How To Become A Good Person...?

  • Why does being ‘a good person’ have such a bad name? In the modern world, the idea of trying to be good or kind raises up all sorts of negative associations: of piousness, soberness, bloodlessness etc. It’s telling that if people call you ‘wicked’ that means that he is being praised .

    Yet the venture of being good is absolutely necessary , or in fact we can say that it has become even more important, for a society and on an individual level that we acquire goodness as this would result in a healthy society. However, we have no difficulty in to get fitter and for that going to the gym, but it sounds extremely weird and even creepy, to suggest someone that he might need to ‘work’ at becoming better or nice person. Because practice and exercise is equally healthy and important.

    It sounds weird to our ears because we never imagine that practice would have anything to do with being good and if it has any link with practicing it, then it’s only a course to being fake. We assume that either you just are good or you are not but exercise anywhere in this process can not be involved. This seems severely mistaken. Just as we have physical muscles any need exercise to remain healthy, just like that, we have ethical ones as well and they too must be put through their exercises. Why do we think that Goodness does not to be worked at? Majority of us are living in the fool’s paradise…

    In the ethical gym of the future, we might regularly be put through our paces. We would have to imagine how our life looks from other person’s eyes life, we would have to practice giving way in arguments and to accept other person’s point of views too. We would also have to learn to compete with the diplomacy of the society and tactics of paradigms of patience and learn to minus the hopelessness and gloom through deliberate measured quantity of hope in our lives on daily basis...

    Aristotle gave twelve key points that a man must practice to become  good human being. Out of these twelve, seven were argued by Christianity.

     

    There’s no scientific response to this, but the key to become a better person seems to be to have some kind of list with which to guide our efforts at being good. We all want better lives, until now, very few of the people have shown much interest in being better people.

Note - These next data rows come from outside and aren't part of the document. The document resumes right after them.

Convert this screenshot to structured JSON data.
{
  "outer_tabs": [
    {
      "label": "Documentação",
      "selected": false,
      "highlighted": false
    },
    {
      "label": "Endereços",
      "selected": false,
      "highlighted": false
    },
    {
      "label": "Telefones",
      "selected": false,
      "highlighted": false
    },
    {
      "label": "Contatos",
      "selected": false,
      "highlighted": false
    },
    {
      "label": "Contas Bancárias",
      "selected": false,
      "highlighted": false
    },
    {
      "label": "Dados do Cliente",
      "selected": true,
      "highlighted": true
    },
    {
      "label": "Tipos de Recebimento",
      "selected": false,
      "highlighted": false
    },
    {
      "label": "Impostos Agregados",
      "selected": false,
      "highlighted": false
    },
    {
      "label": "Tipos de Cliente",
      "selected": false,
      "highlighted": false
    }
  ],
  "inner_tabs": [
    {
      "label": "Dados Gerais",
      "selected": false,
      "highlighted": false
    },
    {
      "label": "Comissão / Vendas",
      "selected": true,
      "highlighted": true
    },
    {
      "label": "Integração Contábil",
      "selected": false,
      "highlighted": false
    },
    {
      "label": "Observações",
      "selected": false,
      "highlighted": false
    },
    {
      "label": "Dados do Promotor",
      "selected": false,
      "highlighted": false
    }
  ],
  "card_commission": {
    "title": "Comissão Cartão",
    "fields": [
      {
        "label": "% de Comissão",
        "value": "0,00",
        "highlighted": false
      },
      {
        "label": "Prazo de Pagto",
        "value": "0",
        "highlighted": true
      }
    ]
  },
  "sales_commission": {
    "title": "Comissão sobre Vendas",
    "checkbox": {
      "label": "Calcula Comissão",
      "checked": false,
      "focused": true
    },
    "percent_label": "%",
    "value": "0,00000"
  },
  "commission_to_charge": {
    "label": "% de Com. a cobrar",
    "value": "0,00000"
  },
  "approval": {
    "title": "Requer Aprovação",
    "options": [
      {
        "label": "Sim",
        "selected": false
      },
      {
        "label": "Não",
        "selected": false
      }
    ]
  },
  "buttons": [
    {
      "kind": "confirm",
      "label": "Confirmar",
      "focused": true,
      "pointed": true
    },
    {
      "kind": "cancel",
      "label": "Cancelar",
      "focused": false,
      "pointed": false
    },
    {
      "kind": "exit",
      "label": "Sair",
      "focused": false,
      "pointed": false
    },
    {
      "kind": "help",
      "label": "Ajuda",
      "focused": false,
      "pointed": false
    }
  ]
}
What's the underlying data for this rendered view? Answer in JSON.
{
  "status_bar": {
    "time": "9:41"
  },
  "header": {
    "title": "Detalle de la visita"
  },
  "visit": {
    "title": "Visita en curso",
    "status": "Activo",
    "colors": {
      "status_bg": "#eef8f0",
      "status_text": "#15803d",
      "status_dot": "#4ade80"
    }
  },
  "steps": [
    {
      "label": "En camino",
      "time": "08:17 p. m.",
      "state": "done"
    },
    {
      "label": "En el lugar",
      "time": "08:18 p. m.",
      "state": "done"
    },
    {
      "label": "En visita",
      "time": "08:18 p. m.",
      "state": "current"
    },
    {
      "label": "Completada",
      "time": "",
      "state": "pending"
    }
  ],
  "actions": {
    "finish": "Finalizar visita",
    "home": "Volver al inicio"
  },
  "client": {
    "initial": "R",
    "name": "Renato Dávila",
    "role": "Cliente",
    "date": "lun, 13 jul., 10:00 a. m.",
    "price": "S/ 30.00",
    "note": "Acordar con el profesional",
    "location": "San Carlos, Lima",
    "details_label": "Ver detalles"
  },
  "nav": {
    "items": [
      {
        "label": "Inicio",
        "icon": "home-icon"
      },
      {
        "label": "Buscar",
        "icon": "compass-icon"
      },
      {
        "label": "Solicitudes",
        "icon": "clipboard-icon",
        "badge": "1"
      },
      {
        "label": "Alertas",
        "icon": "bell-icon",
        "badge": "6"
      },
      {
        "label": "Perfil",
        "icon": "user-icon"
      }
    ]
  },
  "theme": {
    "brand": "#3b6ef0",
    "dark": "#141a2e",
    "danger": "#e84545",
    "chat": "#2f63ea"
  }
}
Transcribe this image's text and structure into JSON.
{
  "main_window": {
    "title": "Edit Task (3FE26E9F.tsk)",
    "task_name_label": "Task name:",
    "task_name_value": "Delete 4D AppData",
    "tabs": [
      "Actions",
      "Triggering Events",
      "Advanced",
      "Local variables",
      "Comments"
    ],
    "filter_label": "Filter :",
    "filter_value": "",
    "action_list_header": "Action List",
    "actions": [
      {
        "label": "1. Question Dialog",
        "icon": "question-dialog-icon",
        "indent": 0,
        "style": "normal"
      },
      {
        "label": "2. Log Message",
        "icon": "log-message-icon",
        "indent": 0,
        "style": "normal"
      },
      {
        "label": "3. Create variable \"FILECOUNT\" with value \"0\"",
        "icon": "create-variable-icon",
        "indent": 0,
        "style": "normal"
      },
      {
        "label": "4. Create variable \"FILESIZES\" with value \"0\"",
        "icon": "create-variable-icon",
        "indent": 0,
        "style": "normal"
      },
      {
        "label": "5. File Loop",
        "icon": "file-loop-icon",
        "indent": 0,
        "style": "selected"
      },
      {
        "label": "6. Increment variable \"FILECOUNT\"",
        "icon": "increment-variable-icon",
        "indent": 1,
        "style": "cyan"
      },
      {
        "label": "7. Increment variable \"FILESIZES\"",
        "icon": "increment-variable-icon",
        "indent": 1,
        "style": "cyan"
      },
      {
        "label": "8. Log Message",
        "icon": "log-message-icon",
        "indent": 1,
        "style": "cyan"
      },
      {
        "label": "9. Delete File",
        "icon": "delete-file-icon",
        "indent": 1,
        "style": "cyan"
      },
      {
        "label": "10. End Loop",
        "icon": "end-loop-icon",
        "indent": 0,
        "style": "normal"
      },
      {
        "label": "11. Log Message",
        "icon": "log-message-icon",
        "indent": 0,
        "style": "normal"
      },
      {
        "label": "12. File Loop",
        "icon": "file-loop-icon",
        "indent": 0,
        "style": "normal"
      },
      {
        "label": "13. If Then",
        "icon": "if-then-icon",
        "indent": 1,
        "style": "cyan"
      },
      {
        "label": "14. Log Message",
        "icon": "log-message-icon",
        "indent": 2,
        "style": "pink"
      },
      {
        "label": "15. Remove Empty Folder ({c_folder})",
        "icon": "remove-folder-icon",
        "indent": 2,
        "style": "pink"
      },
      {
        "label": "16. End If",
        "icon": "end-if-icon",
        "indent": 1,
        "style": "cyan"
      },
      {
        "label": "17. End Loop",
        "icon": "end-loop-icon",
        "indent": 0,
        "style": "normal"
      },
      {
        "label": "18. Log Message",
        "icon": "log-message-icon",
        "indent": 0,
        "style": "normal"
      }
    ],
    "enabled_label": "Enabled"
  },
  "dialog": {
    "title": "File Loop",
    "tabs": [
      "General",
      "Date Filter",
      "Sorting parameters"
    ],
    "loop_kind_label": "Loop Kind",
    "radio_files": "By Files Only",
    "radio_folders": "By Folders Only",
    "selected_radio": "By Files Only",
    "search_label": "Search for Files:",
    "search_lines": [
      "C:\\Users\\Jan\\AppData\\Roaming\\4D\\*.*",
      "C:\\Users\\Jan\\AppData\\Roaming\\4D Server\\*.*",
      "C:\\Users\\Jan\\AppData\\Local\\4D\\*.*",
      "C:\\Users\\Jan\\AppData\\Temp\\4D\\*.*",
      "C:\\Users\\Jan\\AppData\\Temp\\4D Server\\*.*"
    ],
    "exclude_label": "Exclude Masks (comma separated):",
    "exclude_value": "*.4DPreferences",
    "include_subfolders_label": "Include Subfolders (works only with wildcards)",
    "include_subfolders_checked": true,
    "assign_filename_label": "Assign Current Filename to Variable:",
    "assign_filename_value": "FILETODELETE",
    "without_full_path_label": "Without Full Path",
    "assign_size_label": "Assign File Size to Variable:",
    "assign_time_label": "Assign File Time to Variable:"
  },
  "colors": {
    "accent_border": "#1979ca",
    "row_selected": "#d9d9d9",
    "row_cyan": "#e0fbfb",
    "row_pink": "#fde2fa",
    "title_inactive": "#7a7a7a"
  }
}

    Following are the key exercises to become a good person;

    Flexibility:-

    Keeping moving forward even when things are looking dark, accepting that reversals are normal, remembering that in the end human nature is tough.

    Forbearance:-

    We lose our temper because we believe that things should be perfect. We have grown so good in some areas like sending men on the moon etc. that we are ever less to deal with things that still insist on going wrong; like traffic, government, office and other people… we should grow calmer and more forgiving by getting more realistic about how things actually tend to go.

    Empathy:-

    The ability to imaginatively connect yourself with the sufferings and unique experiences of other people. The courage to become someone else and looking back at yourself with honesty.

    Sacrifice:-

    We are so hardwired to seek for our own advantages but also have miraculous ability to pass by our own satisfaction in the name of someone or something else. We would not always manage to raise a family, love someone else or save a planet if we do not give up our satisfactions and learn the art of sacrifice.

    Self-Awareness:-

    To know oneself is to try not to blame others for one’s troubles and moods. To have a sense of what is going on inside oneself, and what actually belongs to the world.

    Forgiveness:-

    Forgiveness means a long memory of all times when we would not have got through life without someone cutting us slack. It is recognizing that living with others is not possible without forgiving and excusing their errors.

    Confidence:-

    The greater projects and schemes die for no grander reasons but because we do not dare. We need to learn this at first place that being confident means you are being arrogant. Confidence is based upon constant awareness of how short life is and how little we ultimately lose from risking things.

    Hope:-

    The way the world is now is only a pale shadow of what it could be one day. We are still at the beginning of the history. As you get older, despair becomes far more  easy, almost reflex where as in adolescence it was still cool and adventurous. Pessimism is not necessarily deep nor optimism shallow.

    Humor:-

    Seeing the funny side of the situations and of oneself does not sound very serious but it is integral to wisdom, because it’s a sign that one is able to put a generous  finger on the gap between what we want to happen and what life can actually provide, what we dream of being and what we actually are. What we actually hope other people will be like and what they actually are like.

    Like, anger, humor springs from disappointments but its disappointment optimally channeled. It is the best thing we can give do with our sadness.

    Politeness:-

    Politeness has a bad name. We often think it’s about being ‘fake’ which is meant to be bad. However, given what we are really like deep down, we should spare others too much exposure to our deeper selves. We need to learn ‘manners’, which are not evil… they are necessary internal rules of civilization. Politeness is very linked to tolerance, the capacity to live alongside people whom one will never agree with, but at the same time, can't avoid.